Please don’t bother, Laura. Maybe you could write a mathematically consistent novel about a genre trope that hasn’t been relentlessly flogged to death over the last decade instead?
Just sayin’. [via New Scientist Short Sharp Science; image by Robert Couse-Baker]
5 thoughts on “Malthus and the vampires”
I am rather smitten with the white wolf explanation – in the first edition they had “generations”, where in the first generation vampire would be the eldest and strongest, a fullblown deity, generations above would be offspring of the first and generations up till 7 would be veritable demigods. Generation 14 would be close to human and in vampire terms – pathetic. Creating a vampire in this storyline, moreover, was an active act. You’d have to really want it, and it was a tough thing to do, like giving birth.
The trick was that vampires were paranoid because there were other predators who hated their guts (werewolves) and vampires did benefit from hunting other vampires – taking the effective benefit of a lower generation of their victim was of a better blood than they. This would cause significant culling and strong incentive to hide. Add to that a vampire civil war with strong dynamics to stay hidden (Sabbat versus Camarilla) and you could in fact end up with the picture of a miserable version of ours.

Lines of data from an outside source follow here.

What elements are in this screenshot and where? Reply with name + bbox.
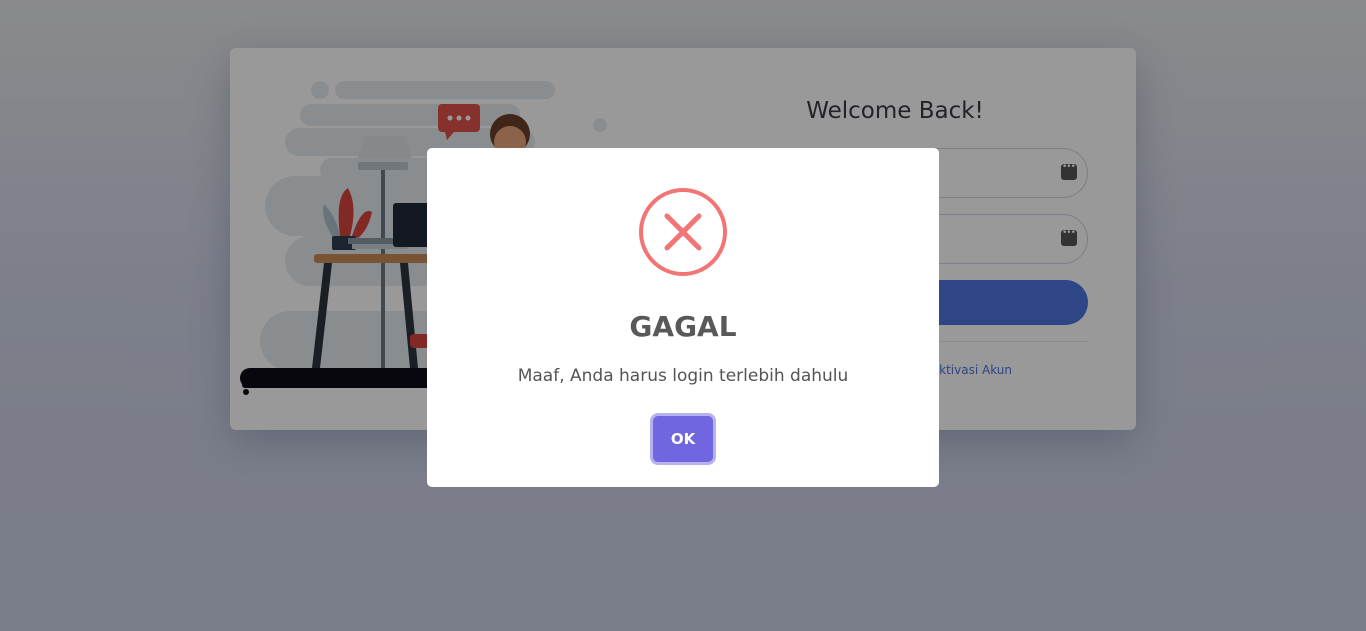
error-x-icon (639, 188, 727, 276)
ok-button[interactable]: OK (653, 416, 713, 462)
alert-dialog: GAGAL Maaf, Anda harus login terlebih da… (427, 148, 939, 487)
dialog-title: GAGAL (629, 310, 737, 343)
modal-backdrop[interactable]: GAGAL Maaf, Anda harus login terlebih da… (0, 0, 1366, 631)
dialog-message: Maaf, Anda harus login terlebih dahulu (517, 366, 849, 386)
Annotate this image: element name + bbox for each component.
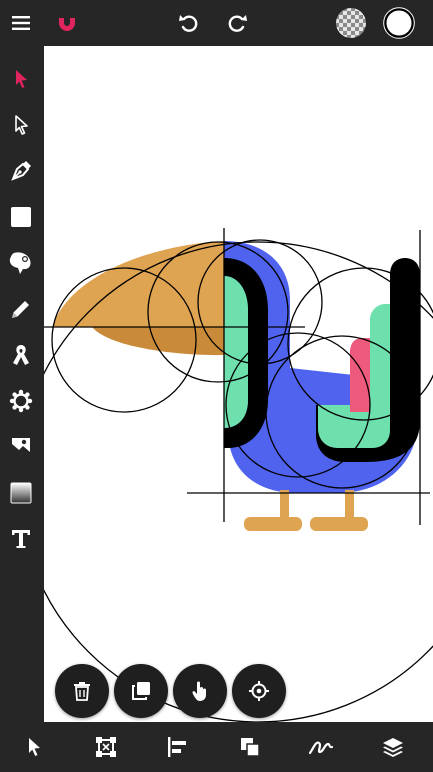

The RPG KULT asserted something else – this world is a prison, and “average mental balance” causes you to be locked inside the prison. Negative mental balance would be associated with vices, insanity and “the infernal”, positive mental balance with ascension, mysticism, sanity, detachment, gnosis and buddism.

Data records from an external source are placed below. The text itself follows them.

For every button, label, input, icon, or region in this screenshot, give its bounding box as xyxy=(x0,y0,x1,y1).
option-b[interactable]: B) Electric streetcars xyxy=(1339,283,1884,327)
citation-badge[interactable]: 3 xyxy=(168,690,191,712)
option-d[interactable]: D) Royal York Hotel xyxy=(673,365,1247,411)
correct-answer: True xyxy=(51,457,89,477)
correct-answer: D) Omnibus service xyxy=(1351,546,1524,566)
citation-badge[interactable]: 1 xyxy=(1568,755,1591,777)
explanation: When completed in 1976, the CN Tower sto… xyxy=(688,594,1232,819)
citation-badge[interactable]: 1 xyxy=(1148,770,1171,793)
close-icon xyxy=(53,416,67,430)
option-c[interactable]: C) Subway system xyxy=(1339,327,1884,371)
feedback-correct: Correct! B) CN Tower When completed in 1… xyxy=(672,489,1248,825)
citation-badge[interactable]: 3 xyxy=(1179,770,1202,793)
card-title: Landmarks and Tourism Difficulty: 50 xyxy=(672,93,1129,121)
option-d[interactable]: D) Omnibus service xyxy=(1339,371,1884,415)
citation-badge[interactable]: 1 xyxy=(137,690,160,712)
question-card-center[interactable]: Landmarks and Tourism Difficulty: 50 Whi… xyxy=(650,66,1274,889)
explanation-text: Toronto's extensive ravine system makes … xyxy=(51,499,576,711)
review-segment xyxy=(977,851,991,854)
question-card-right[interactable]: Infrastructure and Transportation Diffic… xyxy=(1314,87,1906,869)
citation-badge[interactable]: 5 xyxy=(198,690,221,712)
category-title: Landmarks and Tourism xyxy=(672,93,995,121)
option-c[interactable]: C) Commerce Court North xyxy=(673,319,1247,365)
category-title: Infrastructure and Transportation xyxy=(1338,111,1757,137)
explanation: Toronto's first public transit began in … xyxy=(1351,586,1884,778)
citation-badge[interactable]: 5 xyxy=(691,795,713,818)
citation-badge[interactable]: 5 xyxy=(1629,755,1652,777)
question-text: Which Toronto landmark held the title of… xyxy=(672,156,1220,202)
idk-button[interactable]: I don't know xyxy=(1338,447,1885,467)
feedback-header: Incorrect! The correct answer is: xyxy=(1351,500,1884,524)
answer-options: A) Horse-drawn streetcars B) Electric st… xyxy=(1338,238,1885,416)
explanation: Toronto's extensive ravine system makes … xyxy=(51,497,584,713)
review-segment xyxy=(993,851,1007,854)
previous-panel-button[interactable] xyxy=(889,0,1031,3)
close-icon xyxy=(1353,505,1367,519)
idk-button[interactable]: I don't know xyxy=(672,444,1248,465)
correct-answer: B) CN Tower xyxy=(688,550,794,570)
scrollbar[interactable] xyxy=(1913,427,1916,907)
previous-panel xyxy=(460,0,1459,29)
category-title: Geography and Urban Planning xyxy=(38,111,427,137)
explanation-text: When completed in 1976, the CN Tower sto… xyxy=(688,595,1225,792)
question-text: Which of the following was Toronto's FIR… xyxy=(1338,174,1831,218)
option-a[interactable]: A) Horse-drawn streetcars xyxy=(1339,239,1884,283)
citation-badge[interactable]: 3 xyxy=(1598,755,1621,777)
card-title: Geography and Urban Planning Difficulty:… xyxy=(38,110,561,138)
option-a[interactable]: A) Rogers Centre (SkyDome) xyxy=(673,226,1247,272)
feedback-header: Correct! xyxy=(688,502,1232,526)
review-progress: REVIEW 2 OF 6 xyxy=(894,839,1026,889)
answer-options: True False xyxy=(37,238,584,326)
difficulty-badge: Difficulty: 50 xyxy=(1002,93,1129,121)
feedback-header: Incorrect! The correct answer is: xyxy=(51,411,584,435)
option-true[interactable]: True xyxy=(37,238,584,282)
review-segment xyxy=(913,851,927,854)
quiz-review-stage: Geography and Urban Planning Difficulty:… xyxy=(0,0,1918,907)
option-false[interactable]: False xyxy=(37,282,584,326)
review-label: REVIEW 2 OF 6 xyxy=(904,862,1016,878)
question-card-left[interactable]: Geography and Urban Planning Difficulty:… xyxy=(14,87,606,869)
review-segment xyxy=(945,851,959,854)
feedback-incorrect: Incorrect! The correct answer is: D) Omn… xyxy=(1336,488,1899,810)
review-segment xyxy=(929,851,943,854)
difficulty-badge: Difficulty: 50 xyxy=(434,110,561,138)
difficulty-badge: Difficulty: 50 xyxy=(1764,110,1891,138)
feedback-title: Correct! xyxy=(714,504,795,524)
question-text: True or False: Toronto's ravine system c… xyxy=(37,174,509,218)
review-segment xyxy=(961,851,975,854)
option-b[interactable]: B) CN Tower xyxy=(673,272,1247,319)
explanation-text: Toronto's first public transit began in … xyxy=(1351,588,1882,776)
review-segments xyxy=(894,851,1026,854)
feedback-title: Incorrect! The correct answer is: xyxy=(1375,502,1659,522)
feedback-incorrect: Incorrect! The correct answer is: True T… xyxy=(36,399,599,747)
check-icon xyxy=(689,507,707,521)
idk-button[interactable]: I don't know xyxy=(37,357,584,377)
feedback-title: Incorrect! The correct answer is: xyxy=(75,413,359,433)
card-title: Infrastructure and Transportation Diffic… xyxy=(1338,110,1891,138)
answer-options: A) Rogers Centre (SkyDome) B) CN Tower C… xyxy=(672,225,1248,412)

In KULT, another roleplaying setting, people who were bitten by vampires would die, unless they were intentionally made a vampire, and their mental balance was pretty negative. They could then exist, until their mental balance became too far negative, and they would slowly fade from out dimension into “higher” and more sinister ones.
I think Peter Watts cunningly gets around this problem in ‘Blindsight’.
I either case, his vampires are believable 😉
Denni, I agree: Blindsight came immediately to mind. And I’ll add I just love the way the “crucifix glich” is not fully explained until the appendix. (That would be the book’s appendix, not yours, or mine, or the vampire’s.)
And in Watts’s next novel, the vampires will overrun the planet.
“a genre trope that hasn’t been relentlessly flogged to death”
WOW! Did you guys just prove his point.